On another front, public investment – an important channel for capital flow from the state – is lagging. Ho Chi Minh City, the country’s economic center, has only disbursed over 10% of its public investment plan in the first five months. Numerous transportation, canal, school, and hospital projects remain on paper due to legal, land, and coordination issues between departments.
The budget is available, and the political determination is clear, but the implementing apparatus is still confused in the administrative machine. Meanwhile, many projects have been started but have not yet created a spillover effect on the private sector.
Another indicator suggesting the economy’s weakness is the number of businesses leaving the market. More than 111,000 businesses temporarily ceased operations or dissolved in the first five months, a 14% increase from the same period. Most of them are small, agile businesses, which are considered the driving force of the economy.
This means that while money is being pumped out at a record pace, tens of thousands of businesses are exiting the market because they cannot access capital or because they have no reason to exist in a weak consumer market.
Not only businesses but self-employed workers, small traders, and micro-business households – the backbone of domestic consumption – are also facing new pressures from tax policies. Some localities’ push to abolish the lump-sum tax and switch to monthly tax declaration has created significant concern among small traders.

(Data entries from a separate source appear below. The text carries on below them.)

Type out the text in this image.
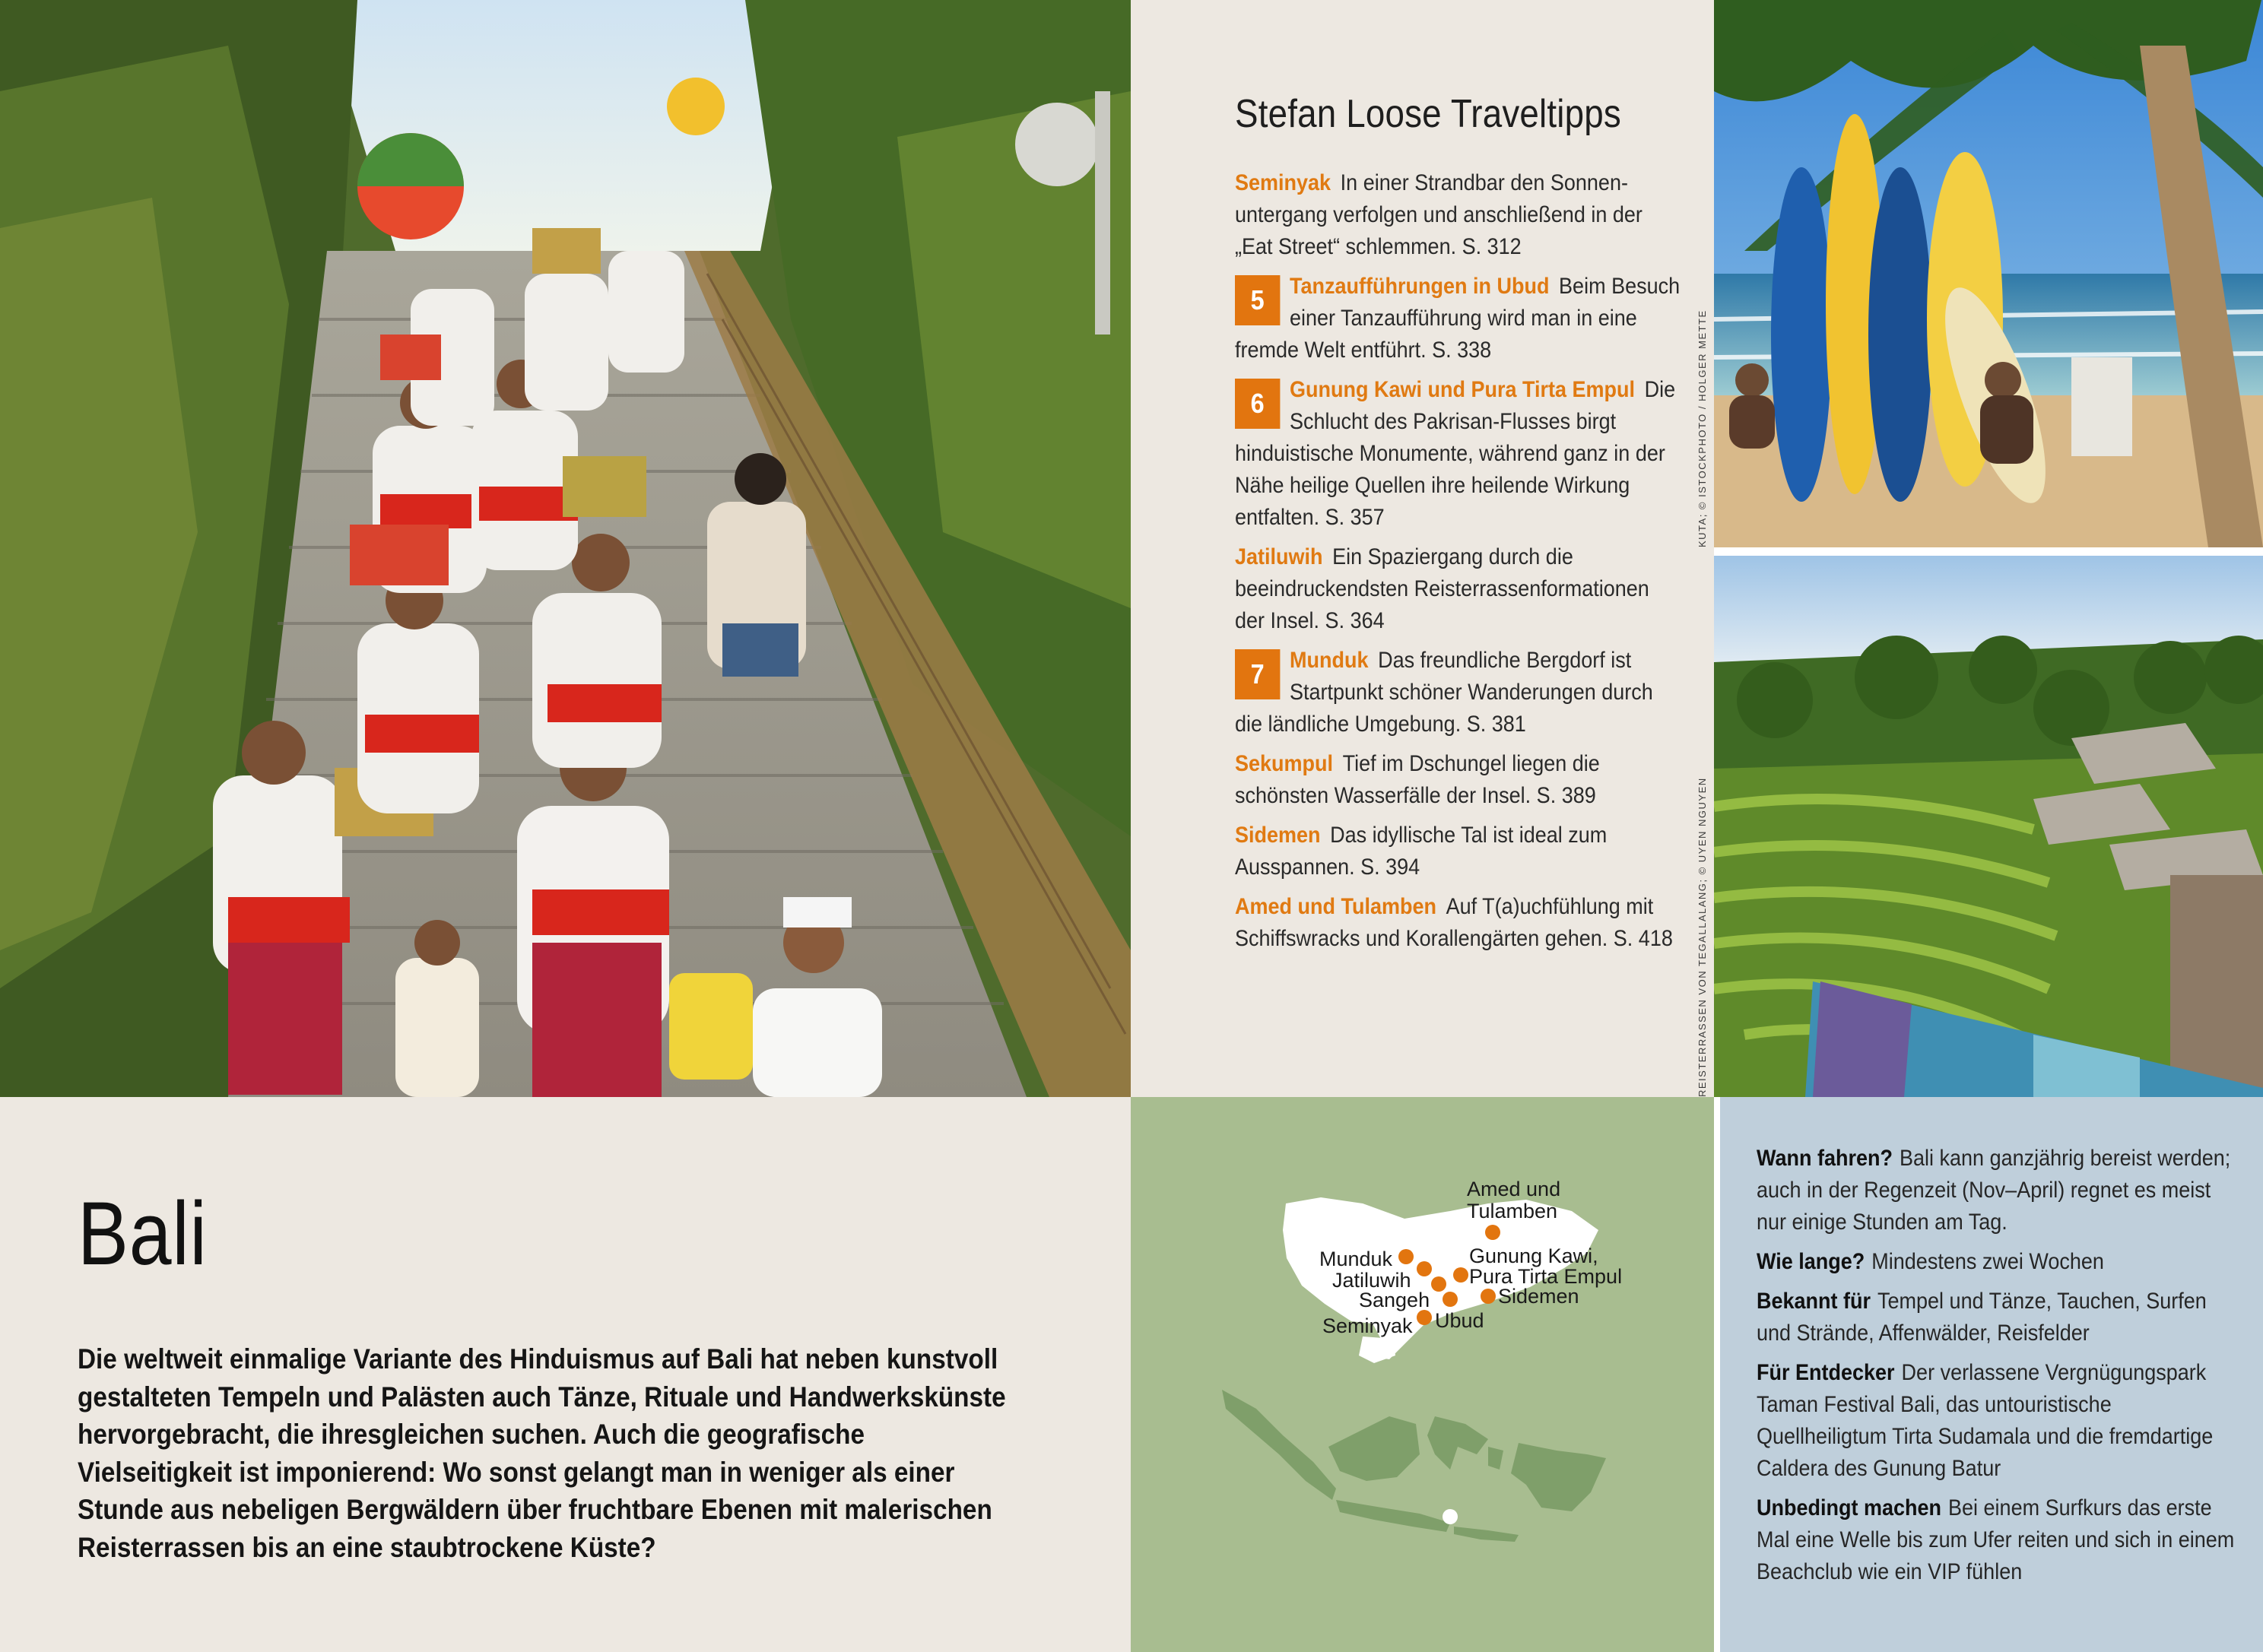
Stefan Loose Traveltipps
Seminyak In einer Strandbar den Sonnenuntergang verfolgen und anschließend in der „Eat Street“ schlemmen. S. 312
5	Tanzaufführungen in Ubud Beim Besuch einer Tanzaufführung wird man in eine fremde Welt entführt. S. 338
6	Gunung Kawi und Pura Tirta Empul Die Schlucht des Pakrisan-Flusses birgt hinduistische Monumente, während ganz in der Nähe heilige Quellen ihre heilende Wirkung entfalten. S. 357
Jatiluwih Ein Spaziergang durch die beeindruckendsten Reisterrassenformationen der Insel. S. 364
7	Munduk Das freundliche Bergdorf ist Startpunkt schöner Wanderungen durch die ländliche Umgebung. S. 381
Sekumpul Tief im Dschungel liegen die schönsten Wasserfälle der Insel. S. 389
Sidemen Das idyllische Tal ist ideal zum Ausspannen. S. 394
Amed und Tulamben Auf T(a)uchfühlung mit Schiffswracks und Korallengärten gehen. S. 418
KUTA; © ISTOCKPHOTO / HOLGER METTE
REISTERRASSEN VON TEGALLALANG; © UYEN NGUYEN
Bali
Die weltweit einmalige Variante des Hinduismus auf Bali hat neben kunstvoll gestalteten Tempeln und Palästen auch Tänze, Rituale und Handwerkskünste hervorgebracht, die ihresgleichen suchen. Auch die geografische Vielseitigkeit ist imponierend: Wo sonst gelangt man in weniger als einer Stunde aus nebeligen Bergwäldern über fruchtbare Ebenen mit malerischen Reisterrassen bis an eine staubtrockene Küste?
Amed und
Tulamben
Gunung Kawi,
Pura Tirta Empul
Munduk
Jatiluwih
Sangeh	Sidemen
Ubud
Seminyak
Wann fahren? Bali kann ganzjährig bereist werden; auch in der Regenzeit (Nov–April) regnet es meist nur einige Stunden am Tag.
Wie lange? Mindestens zwei Wochen
Bekannt für Tempel und Tänze, Tauchen, Surfen und Strände, Affenwälder, Reisfelder
Für Entdecker Der verlassene Vergnügungspark Taman Festival Bali, das untouristische Quellheiligtum Tirta Sudamala und die fremdartige Caldera des Gunung Batur
Unbedingt machen Bei einem Surfkurs das erste Mal eine Welle bis zum Ufer reiten und sich in einem Beachclub wie ein VIP fühlen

For small traders without proper invoices and documentation, monthly tax declaration is impossible. In this context, Deputy Prime Minister Ho Duc Phoc’s proposal to continue the lump-sum tax for households with a turnover of less than VND 1 billion is reasonable and necessary.
If not timely adjusted, the tax policy may inadvertently stifle the economy’s sidewalk economy – which provides a livelihood for millions and absorbs most of the daily consumer spending.
From a macroeconomic perspective, when there is more money than goods, inflation is challenging to avoid. In May, the consumer price index rose by 3.24%, the highest in the last four months. The prices of essential goods are quietly escalating, while people’s incomes remain unchanged.
The personal income tax exemption has been “frozen” for 11 years, increasing the spending pressure on middle and low-income earners.
The core issue lies in the fact that monetary policy has been loosened to its maximum extent, but fiscal policy – although promoted – has not yet created a strong enough boost due to delays in construction and disbursement issues. When private consumption, investment, and exports are all weak, fiscal policy needs to be more proactive in stimulating demand and channeling money to where it is needed most.
We have no shortage of money. Vietnam lacks a flexible and effective mechanism to direct money to the right places. First, we must remove the bottlenecks in public investment disbursement, from legal procedures, bidding to personal accountability. Next, we should reorient credit priorities towards manufacturing, green technology, and social housing instead of continuing to fuel speculative channels.
Equally important is reforming personal income tax policies and maintaining stability for small businesses – those bearing the economy’s burden daily but not yet supported proportionately.
Without a timely and synchronized policy shift, the economy will continue to depend on pumped-out money without absorption, creating inflation risks and instability.
Money has been pumped out. The question is no longer “whether to pump more or not” but “how to ensure the money reaches the places that need it most.”